El terror de La glándula de Ícaro emerge de una fractura en la vida cotidiana, de una grieta que revela la condición ficcional de eso que convenimos en llamar “normalidad”. Su autora, Anna Starobinets (Moscú, 1978), sabe que el hogar es zona de ambivalencias: rutinas que tranquilizan, que ordenan los afectos y dan sentido a la vida, y a la vez, un sistema carcelario que encadena y mata almas, que entierra la alegría, la pura pulsión de vida.
Y ahí, en el punto de sutura entre la vida serena y la apatía, sitúa lo monstruoso, los demonios que amenazan con salirse del desván y devorarnos. Pero no solo: los relatos de Starobinets también dan cuenta de individuos sometidos a estructuras de poder, políticas y de mercado, que extirpan la disidencia y controlan los deseos, que condenan sin piedad toda forma singular de existencia humana.
Da igual si hablamos de comunismo o capitalismo, de fervor religioso, dictadura del consumo o de la felicidad, o de doctrinas que abogan por vivir eternamente; en todos los casos, los protagonistas acaban sin gota de humanidad. He aquí una pesadilla que se hace carne: la pérdida identitaria, la conversión de lo humano a muñeco de trapo, a bicho asqueroso, a espectro sin volición.
Anna Starobinets nos alerta: el verdadero horror es un cuerpo triste y adocenado por un sistema que actúa soterrado. Y también: en el vientre del poder, ahí, es donde se gesta y crece el verdadero monstruo. Y además: la sexualidad y el deseo son condición inherente de la existencia humana. Y, por último: seamos adultos y aceptemos la muerte que sin duda nos vendrá. Todo eso nos lo dice con un estilo frío como la nieve de Rusia, con un aplomo que suena a cristal entre los dientes, con severa crueldad, sin apenas pestañeo, a excepción de un par de muestras de viva ternura.

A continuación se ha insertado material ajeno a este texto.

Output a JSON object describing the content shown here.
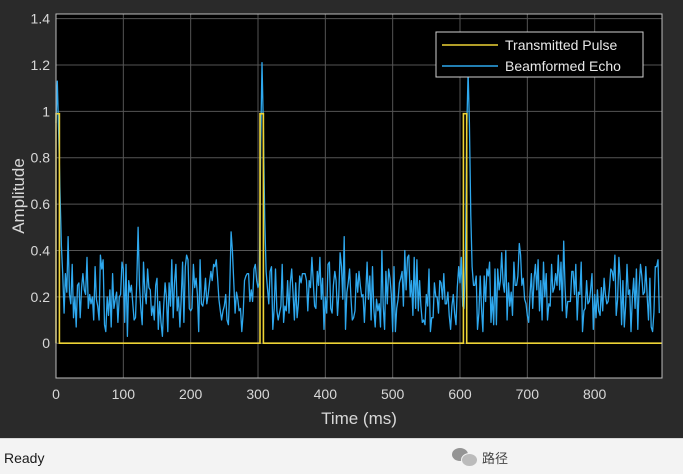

Con un tono socarrón que es del todo inclemente con las miserias que exhiben o que tratan de ocultar los protagonistas de este libro (unas miserias que, ¿ya lo estaban sospechando?, son sin duda las nuestras), la autora juega con demonios interiores e infiernos exteriores; entre el terror psicológico, la distopía, la narración infantil y la ciencia-ficción y un admirable humor, estos siete cuentos dibujan presentes demoledores y futuros atroces. Y siempre, de un modo no panfletario ni evidente, se muestran vidas condicionadas por la cuestión de clase: uno compra los horrores que puede pagarse.
La extracción de una glándula evita la infidelidad masculina, pero lleva al sopor más absoluto; ciudadanos convertidos en meros consumidores de imágenes de ficción (encefalogramas planos ante una pantalla, ese trabajo); la transmigración de las almas a otros cuerpos más jóvenes o con suerte, si eres pobre, a una paloma gris: cinco años más de vida; los movimientos migratorios a una ciudad invivible, violenta e injusta donde todos quieren ir (la mentira repetida no se convierte en real, pero sostiene el mito del progreso y de Occidente ¿o acaso es una crítica al patriotismo?); la experimentación científica con cuerpos que no importan de enfermos terminales; niños con diversidad funcional son tratados como idiotas y explotados en trabajos que nadie más quiere hacer.
La autora juega con demonios interiores e infiernos exteriores, entre el terror, la distopía y el humor
Por no mencionar la exaltación de las masas y su aborregamiento en el nombre de la fe y del milagro divino; la sustitución de una madre por una videoconsola que controla la conciencia, que gobierna los deseos, que limita libertades pero da felicidad, una felicidad de hadas y brujas malas y al final ganan las hadas o, tal como anuncia la escritora Laura Fernández en el prólogo a La glándula de Ícaro, “Nada es lo que parece, porque NUNCA JAMÁS lo ha sido, o la condena, el CASTIGO, de la inocente PIEZA en el ENGRANAJE perverso”.